アンケートでも、「これまで考えたことのない視点を得た」「自分ごととして考えることができた」という声が多く寄せられていたことが、とても印象的でした。
私は今回の研究会を通して、改めて「命を守ることは、つながりを守ること」なのだと感じました。
人と動物の命を守るためには、獣医療だけではなく、行政、地域、ボランティア、そして飼い主が互いを理解し、支え合うことが必要です。
誰か一人の力ではなく、多くの人の手が重なり合って、はじめて守ることのできる命があります。
a-handsは、「ペットをとりまく人を獣医療で幸せにする」ことを理念として活動しています。
それは、動物だけを見るのでも、人だけを見るのでもなく、その両者を取り巻く社会にも目を向けるということです。

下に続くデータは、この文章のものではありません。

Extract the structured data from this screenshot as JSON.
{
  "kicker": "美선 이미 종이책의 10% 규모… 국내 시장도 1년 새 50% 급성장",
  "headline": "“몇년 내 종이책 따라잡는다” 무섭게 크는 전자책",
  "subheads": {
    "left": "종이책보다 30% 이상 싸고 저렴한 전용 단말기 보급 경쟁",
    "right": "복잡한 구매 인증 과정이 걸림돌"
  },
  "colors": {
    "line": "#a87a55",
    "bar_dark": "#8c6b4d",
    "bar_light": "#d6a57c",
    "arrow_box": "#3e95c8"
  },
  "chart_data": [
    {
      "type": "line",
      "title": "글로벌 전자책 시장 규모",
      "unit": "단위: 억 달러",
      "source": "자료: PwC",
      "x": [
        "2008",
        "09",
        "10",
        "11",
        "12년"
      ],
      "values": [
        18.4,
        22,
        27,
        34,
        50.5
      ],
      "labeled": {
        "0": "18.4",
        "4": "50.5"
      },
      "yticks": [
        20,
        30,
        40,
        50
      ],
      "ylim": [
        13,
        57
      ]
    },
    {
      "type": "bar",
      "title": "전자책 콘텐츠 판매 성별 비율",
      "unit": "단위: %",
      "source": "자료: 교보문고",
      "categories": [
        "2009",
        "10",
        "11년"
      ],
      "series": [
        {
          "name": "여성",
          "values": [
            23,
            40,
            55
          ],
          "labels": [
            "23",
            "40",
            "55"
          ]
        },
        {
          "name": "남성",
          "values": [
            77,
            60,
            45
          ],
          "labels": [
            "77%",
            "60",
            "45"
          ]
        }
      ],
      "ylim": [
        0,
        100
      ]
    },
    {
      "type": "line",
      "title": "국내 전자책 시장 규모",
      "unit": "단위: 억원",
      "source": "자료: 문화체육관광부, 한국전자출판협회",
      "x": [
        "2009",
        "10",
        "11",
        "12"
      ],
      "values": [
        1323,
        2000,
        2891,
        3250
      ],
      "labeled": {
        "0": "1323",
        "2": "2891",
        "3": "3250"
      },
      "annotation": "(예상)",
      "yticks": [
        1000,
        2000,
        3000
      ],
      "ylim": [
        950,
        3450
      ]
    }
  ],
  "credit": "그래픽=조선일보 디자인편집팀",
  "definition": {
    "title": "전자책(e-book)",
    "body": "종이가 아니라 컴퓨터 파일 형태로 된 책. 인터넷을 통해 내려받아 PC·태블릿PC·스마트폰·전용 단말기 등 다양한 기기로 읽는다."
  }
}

今回の保護どうぶつ研究会は、まさにその理念を形にする時間となりました。
知ることは、守ることの第一歩です。学ぶことで見えてくるものがあり、つながることで守れる命があります。
これからもa-handsは、人と動物がともに幸せに暮らせる社会を目指し、保護どうぶつを取り巻くさまざまな課題を皆さまとともに考え、学び、行動につなげていく場をつくってまいります。
ご参加くださった皆さま、そして日頃よりa-handsの活動を支えてくださる会員の皆さまに、改めて心より感謝申し上げます。